Ainsi, si une stabilisation temporaire de la dynamique impulsée par la loi de programmation pour la recherche (LPR) peut se concevoir eu égard à la dégradation des finances publiques, il conviendra de la relancer dans les années à venir afin de ne pas perdre le bénéfice des premières années d'exécution de la LPR, même si cela devait impliquer le cas échéant d'adopter un mode de financement de la recherche publique plus sélectif et plus en adéquation avec les grandes priorités énergétiques, numériques, économiques, technologiques et industrielles de notre pays.
B. DES MOYENS EN FAVEUR DES ORGANISMES DE RECHERCHE GÉNÉRALISTES QUI SE STABILISENT À DÉFAUT D'AUGMENTER, MAIS PEUVENT DISSIMULER DES HAUSSES DE CHARGE NON COMPENSÉES
1. Après quatre années de renforcement significatif et une première année de stabilisation, les moyens d'intervention de l'ANR se maintiendront à un niveau satisfaisant en 2026
À compter de la mise en oeuvre de la LPR en 2021, l'Agence nationale de la recherche (ANR) avait été l'opérateur dont les moyens s'étaient le plus renforcés, avec une hausse très significative de plus de 76 % de son budget entre 2020 et 2024, laquelle était nécessaire pour améliorer le taux de sélection des projets qui lui étaient soumis par les chercheurs.
La LPR visait à porter le taux de succès aux appels à projets (AAP) de l'ANR à 30 % à l'horizon 2027. Le taux de succès des AAP de l'ANR a effectivement connu une progression significative grâce à l'élan de la LPR, passant de 19,2 % en 2020 à 25,2 % et 24,2 % en 2023 et 2024, respectivement. À ce jour, le taux de succès 2025 n'est pas établi de façon définitive mais il devrait se situer 1,5 point en dessous en 2024, soit entre 22,5 et 23 %.
Après une stabilité en 2025, les crédits d'intervention de l'ANR en faveur des appels à projets connaîtront en 2026 une légère hausse de 20 millions d'euros, ce qui devrait continuer à permettre que près d'un quart des projets de recherche déposés à l'ANR bénéficient d'un financement, ratio qui, en principe, permet d'éviter de sacrifier d'excellents projets comme c'était trop souvent le cas dans les années 2010.
Un problème important devra toutefois être rapidement résolu, lié au fait que les décaissements (CP) de l'ANR augmentent avec un délai par rapport aux engagements (AE) car ils suivent le cycle de vie des projets.
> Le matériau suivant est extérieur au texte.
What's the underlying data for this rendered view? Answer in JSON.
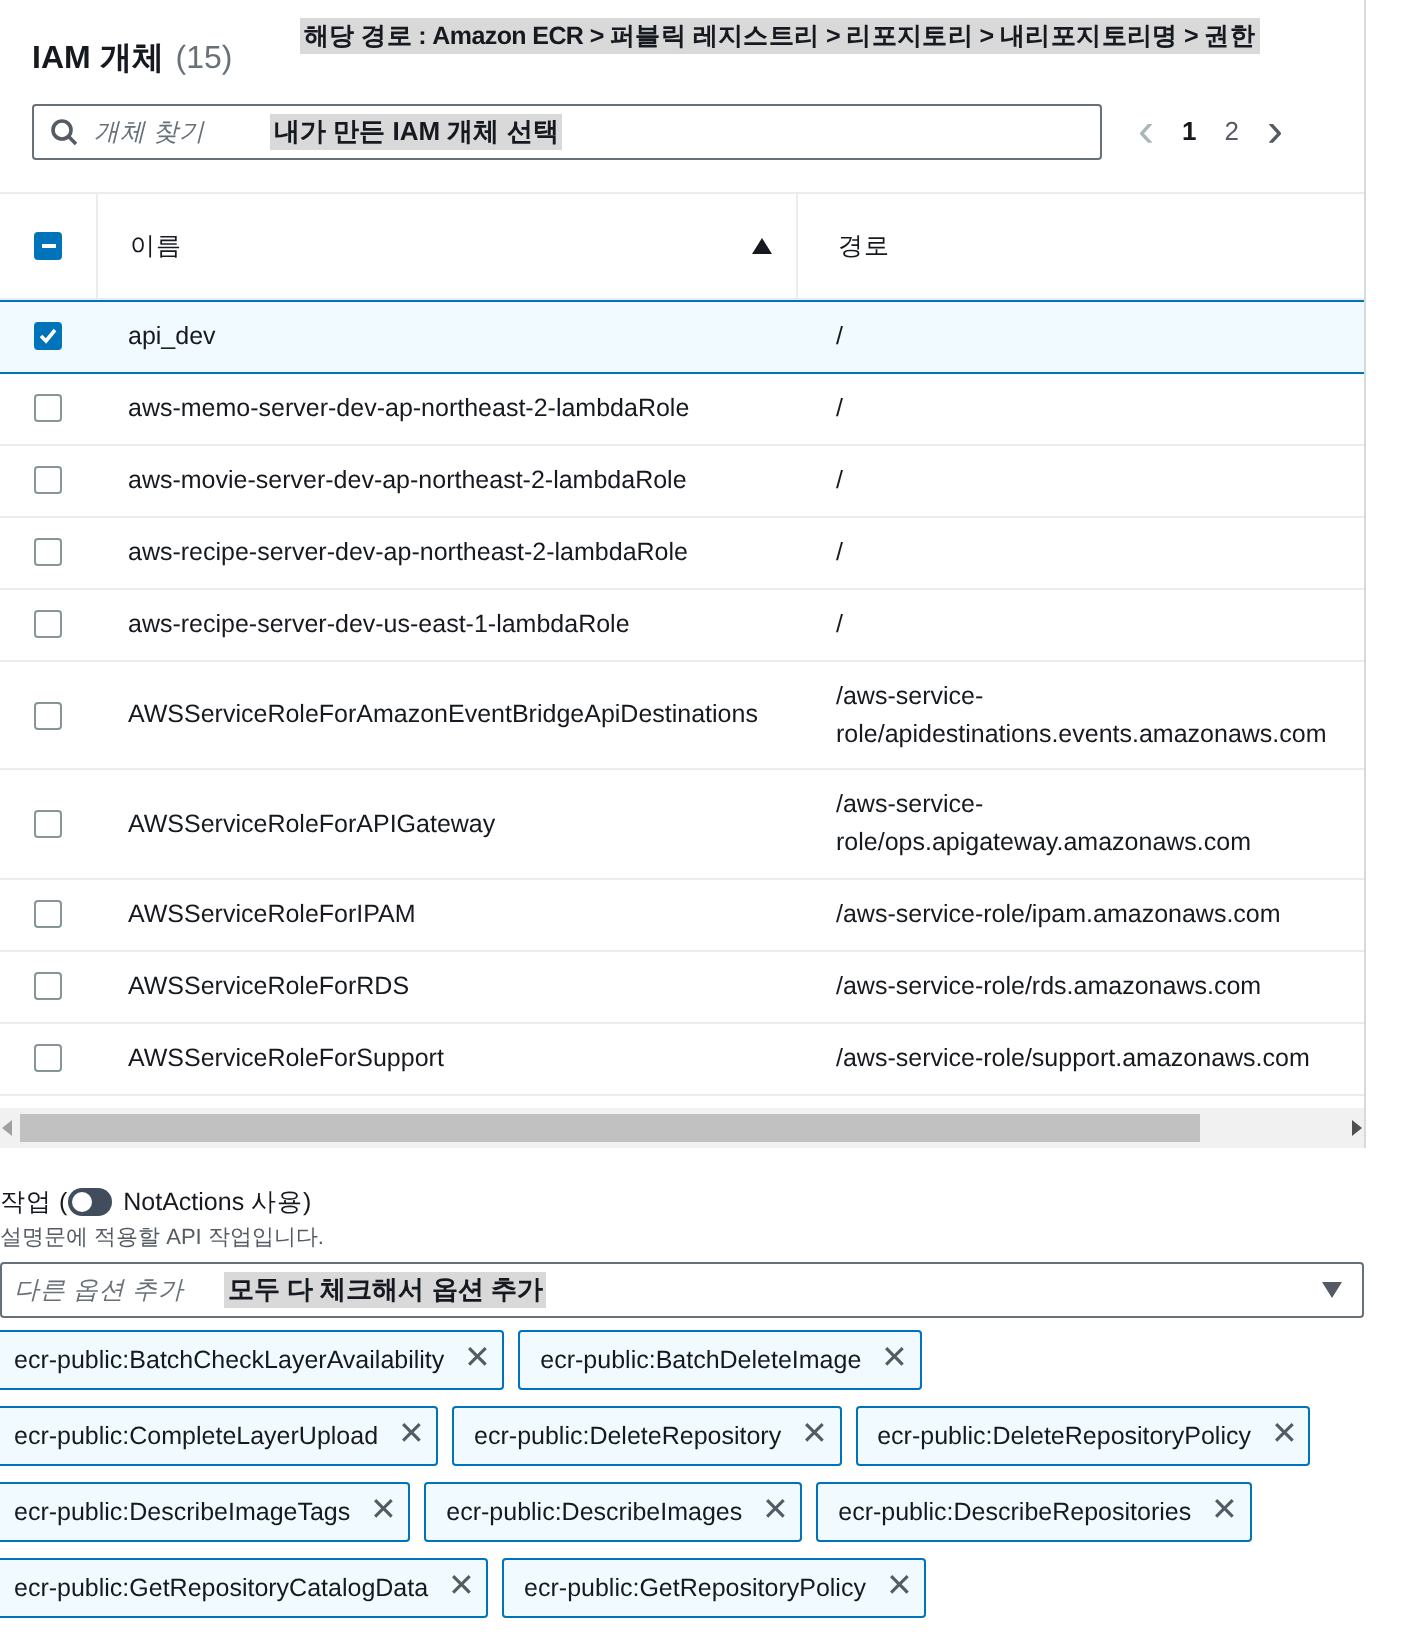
{
  "panel": {
    "title": "IAM 개체",
    "count": "(15)",
    "annotation": "해당 경로 : Amazon ECR > 퍼블릭 레지스트리 > 리포지토리 > 내리포지토리명 > 권한"
  },
  "search": {
    "placeholder": "개체 찾기",
    "annotation": "내가 만든 IAM 개체 선택"
  },
  "pagination": {
    "prev": "‹",
    "pages": [
      {
        "label": "1",
        "selected": true
      },
      {
        "label": "2",
        "selected": false
      }
    ],
    "next": "›"
  },
  "table": {
    "select_all": {
      "indeterminate": true
    },
    "columns": [
      {
        "label": "이름",
        "sort_ascending": true
      },
      {
        "label": "경로"
      }
    ],
    "rows": [
      {
        "name": "api_dev",
        "path": "/",
        "selected": true
      },
      {
        "name": "aws-memo-server-dev-ap-northeast-2-lambdaRole",
        "path": "/",
        "selected": false
      },
      {
        "name": "aws-movie-server-dev-ap-northeast-2-lambdaRole",
        "path": "/",
        "selected": false
      },
      {
        "name": "aws-recipe-server-dev-ap-northeast-2-lambdaRole",
        "path": "/",
        "selected": false
      },
      {
        "name": "aws-recipe-server-dev-us-east-1-lambdaRole",
        "path": "/",
        "selected": false
      },
      {
        "name": "AWSServiceRoleForAmazonEventBridgeApiDestinations",
        "path": "/aws-service-role/apidestinations.events.amazonaws.com",
        "selected": false
      },
      {
        "name": "AWSServiceRoleForAPIGateway",
        "path": "/aws-service-role/ops.apigateway.amazonaws.com",
        "selected": false
      },
      {
        "name": "AWSServiceRoleForIPAM",
        "path": "/aws-service-role/ipam.amazonaws.com",
        "selected": false
      },
      {
        "name": "AWSServiceRoleForRDS",
        "path": "/aws-service-role/rds.amazonaws.com",
        "selected": false
      },
      {
        "name": "AWSServiceRoleForSupport",
        "path": "/aws-service-role/support.amazonaws.com",
        "selected": false
      }
    ]
  },
  "actions": {
    "label_start": "작업 (",
    "toggle": {
      "on": false,
      "label": "NotActions 사용)"
    },
    "description": "설명문에 적용할 API 작업입니다.",
    "select": {
      "placeholder": "다른 옵션 추가",
      "annotation": "모두 다 체크해서 옵션 추가"
    },
    "tokens": [
      [
        {
          "label": "ecr-public:BatchCheckLayerAvailability"
        },
        {
          "label": "ecr-public:BatchDeleteImage"
        }
      ],
      [
        {
          "label": "ecr-public:CompleteLayerUpload"
        },
        {
          "label": "ecr-public:DeleteRepository"
        },
        {
          "label": "ecr-public:DeleteRepositoryPolicy"
        }
      ],
      [
        {
          "label": "ecr-public:DescribeImageTags"
        },
        {
          "label": "ecr-public:DescribeImages"
        },
        {
          "label": "ecr-public:DescribeRepositories"
        }
      ],
      [
        {
          "label": "ecr-public:GetRepositoryCatalogData"
        },
        {
          "label": "ecr-public:GetRepositoryPolicy"
        }
      ]
    ],
    "remove": "✕"
  }
}
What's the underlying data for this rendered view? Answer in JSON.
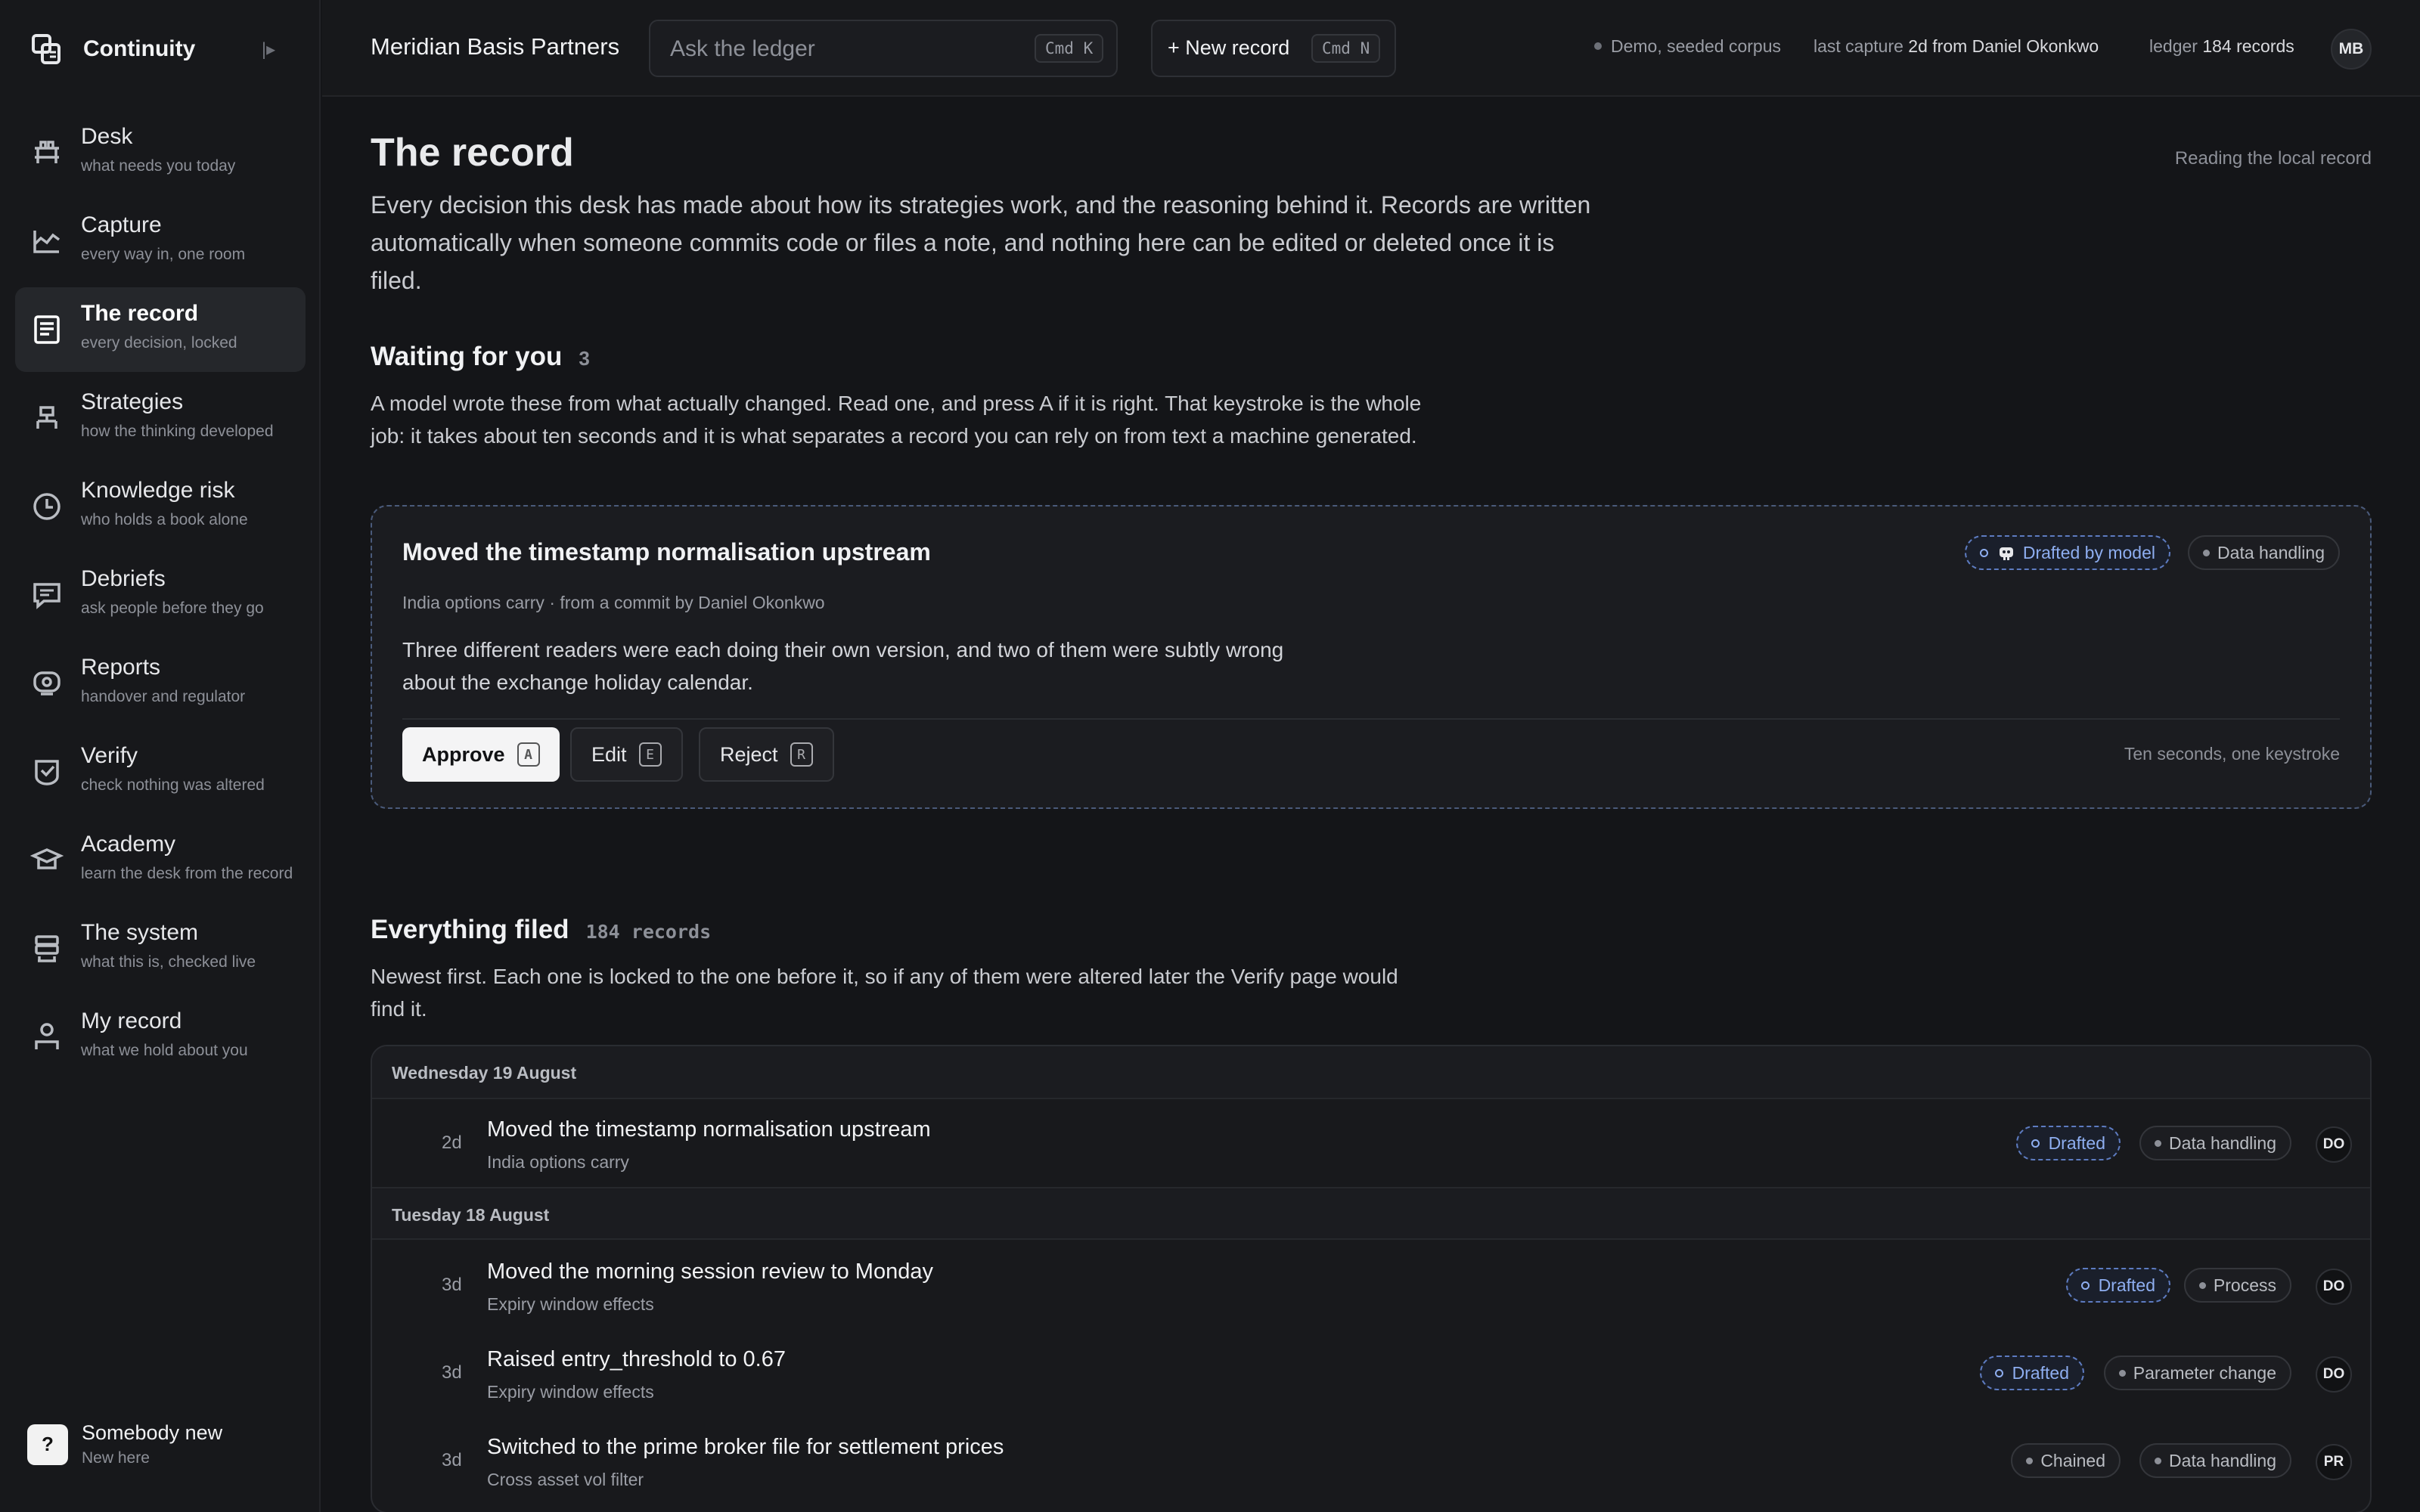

Les décaissements augmentent donc encore actuellement sous le coup des engagements élevés des années passées prévus par la LPR : même en stabilisant les engagements, les décaissements continueront ainsi à augmenter pendant plusieurs années, l'écart actuel entre AE et CP s'élevant à 280 M€ environ.
En 2025, le niveau de recettes de l'ANR (correspondant au CP de l'État) était en stabilité par rapport à 2024. Dans la mesure où ce niveau était insuffisant pour financer les décaissements prévus, le budget d'intervention a alors été baissé de 90 M€ en AE (par rapport à une hausse affichée de 120 M€) et des mesures de lissage des décaissements ont été mises en place dont l'effet estimé en 2025 est de 160 M€.
Évolution du nombre de projets déposés et du taux de sélection de l'ANR
Source : Agence nationale de la recherche
Pour 2026, le PLF place l'ANR dans une situation similaire, le problème de fond persistant : le niveau de CP programmé ne permet pas de faire face aux décaissements prévus, ce qui laisse courir le risque d'une régression brutale, c'est-à-dire d'une forte baisse de financement de nouveaux projets.
Il importe donc que le Gouvernement s'empare de cette difficulté pour trouver rapidement une solution qui ne perturbe pas le bon déroulement des projets engagés ni ne provoque une hausse brutale du niveau de sélectivité de nouveaux projets.
2. Le CNRS pourrait voir son attractivité dégradée par l'accumulation des charges non compensées
Dans un contexte de forte compétition internationale pour attirer et fidéliser les talents scientifiques, le CNRS se doit impérativement de poursuivre la mise en oeuvre de sa stratégie de renforcement de son attractivité.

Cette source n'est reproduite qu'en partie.